International Performance Lab
20 November - 2 December 2017 | Rich Mix, London
In late November 2017, we offered an unmissable artistic and professional development opportunity exploring performance in the unique Dash Arts style - across art-forms, languages and cultural backgrounds. This International Performance Lab was targeted at UK-based performers (actors, musicians, actor-musicians) originally from another country.
Over two weeks (w/c 20 November and w/c 27 November), participants worked with the then Joint Dash Arts Artistic Directors, Tim Supple and Josephine Burton, exploring the novella Soul by the great Russian writer Andrei Platonov, an extraordinary tale of a nomadic community of different races and ethnicities in Central Asia in the 1930s.

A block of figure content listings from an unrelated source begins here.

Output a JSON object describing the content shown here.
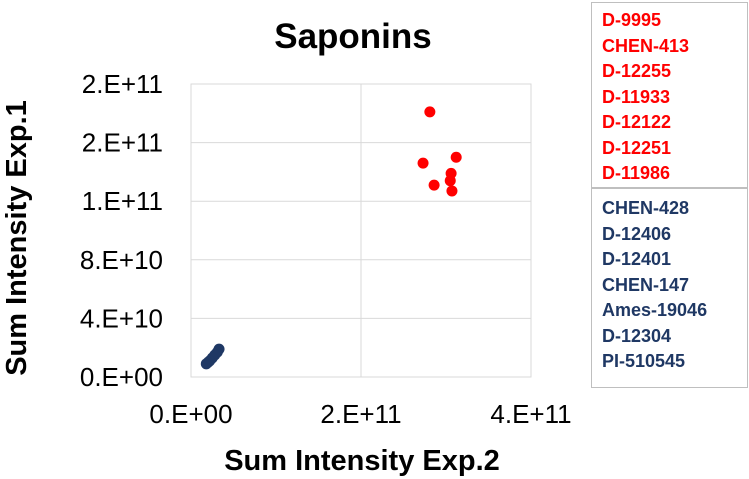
{
  "chart_data": {
    "type": "scatter",
    "title": "Saponins",
    "xlabel": "Sum Intensity Exp.2",
    "ylabel": "Sum Intensity Exp.1",
    "xlim": [
      0,
      400000000000
    ],
    "ylim": [
      0,
      200000000000
    ],
    "x_ticks": [
      {
        "value": 0,
        "label": "0.E+00"
      },
      {
        "value": 200000000000,
        "label": "2.E+11"
      },
      {
        "value": 400000000000,
        "label": "4.E+11"
      }
    ],
    "y_ticks": [
      {
        "value": 0,
        "label": "0.E+00"
      },
      {
        "value": 40000000000,
        "label": "4.E+10"
      },
      {
        "value": 80000000000,
        "label": "8.E+10"
      },
      {
        "value": 120000000000,
        "label": "1.E+11"
      },
      {
        "value": 160000000000,
        "label": "2.E+11"
      },
      {
        "value": 200000000000,
        "label": "2.E+11"
      }
    ],
    "grid": true,
    "legend_placement": "right",
    "series": [
      {
        "color": "#ff0000",
        "legend": [
          "D-9995",
          "CHEN-413",
          "D-12255",
          "D-11933",
          "D-12122",
          "D-12251",
          "D-11986"
        ],
        "points": [
          {
            "x": 281000000000,
            "y": 181000000000
          },
          {
            "x": 273000000000,
            "y": 146000000000
          },
          {
            "x": 312000000000,
            "y": 150000000000
          },
          {
            "x": 306000000000,
            "y": 139000000000
          },
          {
            "x": 305000000000,
            "y": 134000000000
          },
          {
            "x": 286000000000,
            "y": 131000000000
          },
          {
            "x": 307000000000,
            "y": 127000000000
          }
        ]
      },
      {
        "color": "#1f3864",
        "legend": [
          "CHEN-428",
          "D-12406",
          "D-12401",
          "CHEN-147",
          "Ames-19046",
          "D-12304",
          "PI-510545"
        ],
        "points": [
          {
            "x": 33000000000,
            "y": 19000000000
          },
          {
            "x": 31000000000,
            "y": 17000000000
          },
          {
            "x": 28000000000,
            "y": 15000000000
          },
          {
            "x": 25000000000,
            "y": 13000000000
          },
          {
            "x": 22000000000,
            "y": 11000000000
          },
          {
            "x": 20000000000,
            "y": 10000000000
          },
          {
            "x": 18000000000,
            "y": 9000000000
          }
        ]
      }
    ]
  }
}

The two weeks was a collective, physical, playful and instructive sharing of skills and experience. We finished the sessions with a public sharing work-in-progress.
Dash Blaze
In the summer of 2014 as part of Dash Blaze, we launched London-based workshops for musicians and theatre performers not born in the UK and for whom English is not their first language. Theatre workshops led by Tim Supple at Toynbee Studios and music workshops led by Josephine Burton at Rich Mix were both artistic and practical - exploring the rich legacies that performers bring to the UK, and offering what guidance we can through the labyrinth of the capital's arts world.
Lyrical Alliance
In 2009, Dash Arts ran a successful hip hop / spoken word pilot project which fed in to the development of Lyrical Alliance. As part of their GCSE work, we guided Year 9 English students at Westminster Academy through an exploration of the classical tradition of Arab poetry and encouraged them to create their own work in response.
The Mu'allaqat is a collection of pre-Islamic poetry, composed in and around the Arabian desert during 6 AD. Students considered what The Mu'allaqat reveals about the values, culture and heritage of the Arab identity and thought about modern-day parallels to The Mu'allaqat. The project challenged stereotypes and offered an opportunity for students to reflect on their own lives and create original work inspired by The Mu'allaqat and a professional hip hop artist.
Participants in this pilot worked with Mohammed Yahya.
A Midsummer Night’s Dream
In 2007, as an integral part of our hugely successful tour of A Midsummer Night’s Dream, we ran two participation projects in London, Stratford and nine UK cities. Director Tim Supple ran workshops with students in schools, colleges and universities that shared the production’s approach to acting the text. At the same time members of the company ran workshops with young professional performers that shared some of the broad range of their physical skills such as stick fighting, martial arts from Kerala, Bharatanatyam classical dance and contemporary circus silk-climbing.
Faith to Faith
Run in 2007, Faith to Faith was a pioneering photography project involving Christian, Hindu, Jewish, Muslim and Sikh teenagers from five London faith schools. Funded by the British government, it aimed to create links between schools and communities by giving young people the opportunity to learn about different religions from each other, through the medium of photography and inter-faith teamwork.
More than 45 students, aged between 14 and 16, took part in weekly sessions with professional photographers and project organisers. They studied technical skills and different forms of photography with a view to exploring the links between image and identity.
Participating Schools: Guru Nanak Sikh School, Southall (Hillingdon), Islamia Girls’ School, Brondesbury (Camden), King Solomon High School, Ilford (Redbridge), Mount Carmel RC Technology College for Girls, Archway (Islington) and Swaminarayan School, Neasdon (Brent).
The Faith to Faith images were turned into a touring exhibition which travelled around the country. The exhibition is available to book again in future.